Бама уже давно тихонько подергивала дедушку за полу пиджака: не надо нервничать, как бы опять давление не подскочило.
Дедушка Саша помотал головой, нервно рассмеялся, как человек, который в детском саду вздумал рассказывать о квадратных уравнениях.
– Еще и как погнали, – согласился он. – Союзнички, американцы с англичанами, не ожидали. Да что там! Никто в мире не ожидал, что мы раскачаемся, запряжем и так фашистов погоним – пятки засверкают, искры посыплются, костями своими нашу поруганную землю удобрят. Другое дело, что, затормозив, свою выгоду победителей снять мы не сумели. Но это родовое пятно всех русских воинских побед, начиная с захвата Константинополя Вещим Олегом. Брали Париж, трижды Берлин… Марфа, что ты меня дергаешь! Дай договорить! На чем я остановился? Бывшие союзнички и весь капиталистический мир нас испугались и вынудили, вместо того чтобы улучшать жизненный уровень советского народа, тратиться на вооружение… Марфа?
– В сторону вас сносит, Александр Павлович. Пора уж тост сказать. За что выпьем?
Дедушка встал. Он был хмелен и слегка шатался. Но начальственный взгляд, которым обвел присутствующих, приструнил тех, кто позволял себе междусобойные разговоры во время его предыдущих речей.

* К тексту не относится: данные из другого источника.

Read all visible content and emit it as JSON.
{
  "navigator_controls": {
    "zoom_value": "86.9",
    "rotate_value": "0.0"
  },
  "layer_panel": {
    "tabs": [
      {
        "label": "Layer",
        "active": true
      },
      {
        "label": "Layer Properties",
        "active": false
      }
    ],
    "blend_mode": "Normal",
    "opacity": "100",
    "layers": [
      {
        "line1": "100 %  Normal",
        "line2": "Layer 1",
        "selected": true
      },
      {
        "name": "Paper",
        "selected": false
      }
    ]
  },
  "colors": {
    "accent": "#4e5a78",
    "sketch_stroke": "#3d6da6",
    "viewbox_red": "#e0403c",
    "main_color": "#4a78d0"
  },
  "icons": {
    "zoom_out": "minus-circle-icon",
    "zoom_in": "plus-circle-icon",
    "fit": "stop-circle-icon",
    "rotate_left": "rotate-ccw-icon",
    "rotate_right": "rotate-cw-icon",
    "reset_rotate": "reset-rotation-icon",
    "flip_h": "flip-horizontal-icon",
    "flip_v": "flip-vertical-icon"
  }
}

– Мы выпьем за память. Не мою, Марфы, наших детей и даже не за память присутствующих здесь наших внучек и прочей детворы. Если вот их внуки, – дедушка, как уже было, указательным пальцем, как стволом пистолета, в каждого ребенка тыкнул, – если их внуки забудут про Блокаду, то пусть будут прокляты!
Повисло молчание.
– Тогда не чокаясь? – робко спросила какая-то женщина.
– Ой! Уж выпьем! – Бама рывком дернула мужа за руку, и он рухнул на стул. – Выпьем, чтоб помнили честные, а бесчестных Бог рассудит!

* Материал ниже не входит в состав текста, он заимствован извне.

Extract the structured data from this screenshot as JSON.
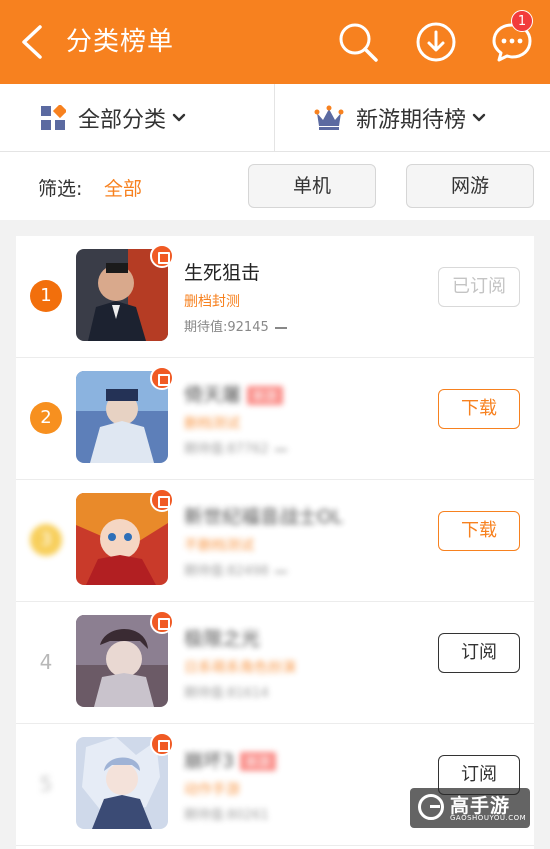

Дедушка Саша часто высказывал крамольные мысли, идущие вразрез с внутренней и внешней политикой СССР и линией партии.
– Вы удачно прятали свои воззрения в тридцатые годы, – качал головой дядя Митя, – вас бы посадили лет на двадцать.
– Хочешь сказать, что я тогда трусил, а на старости лет осмелел? Вот и соглашусь! Жить хотелось, а теперь уж мало осталось. Вы меня слушайте, слушайте! Вы такого в газетах не прочитаете, да и не на всякой кухне, где интеллигенция шепчется, услышите.
– Наш домашний диссидент, – ухмылялся дядя Степа.
– Э-э-э, нет! – водил в воздухе указательным пальцем дедушка. – Диссиденты советские как течные сучки: смотрят вожделенно на Запад и задницами крутят. Хвосты подняли и готовы…
– Александр Павлович! – не выдерживала Бама. – Тут дети.
– Если б не дети, я выразился бы конкретнее.
Дедушка говорил, что развал сельского хозяйства как начался в семнадцатом году, так до сих пор продолжается. Страна теряет продовольственную безопасность. Огромная страна с плодородными почвами! До революции русского зерна боялись, мы могли пол земного шара завалить своим дешевым хлебом, а теперь его покупаем на валюту.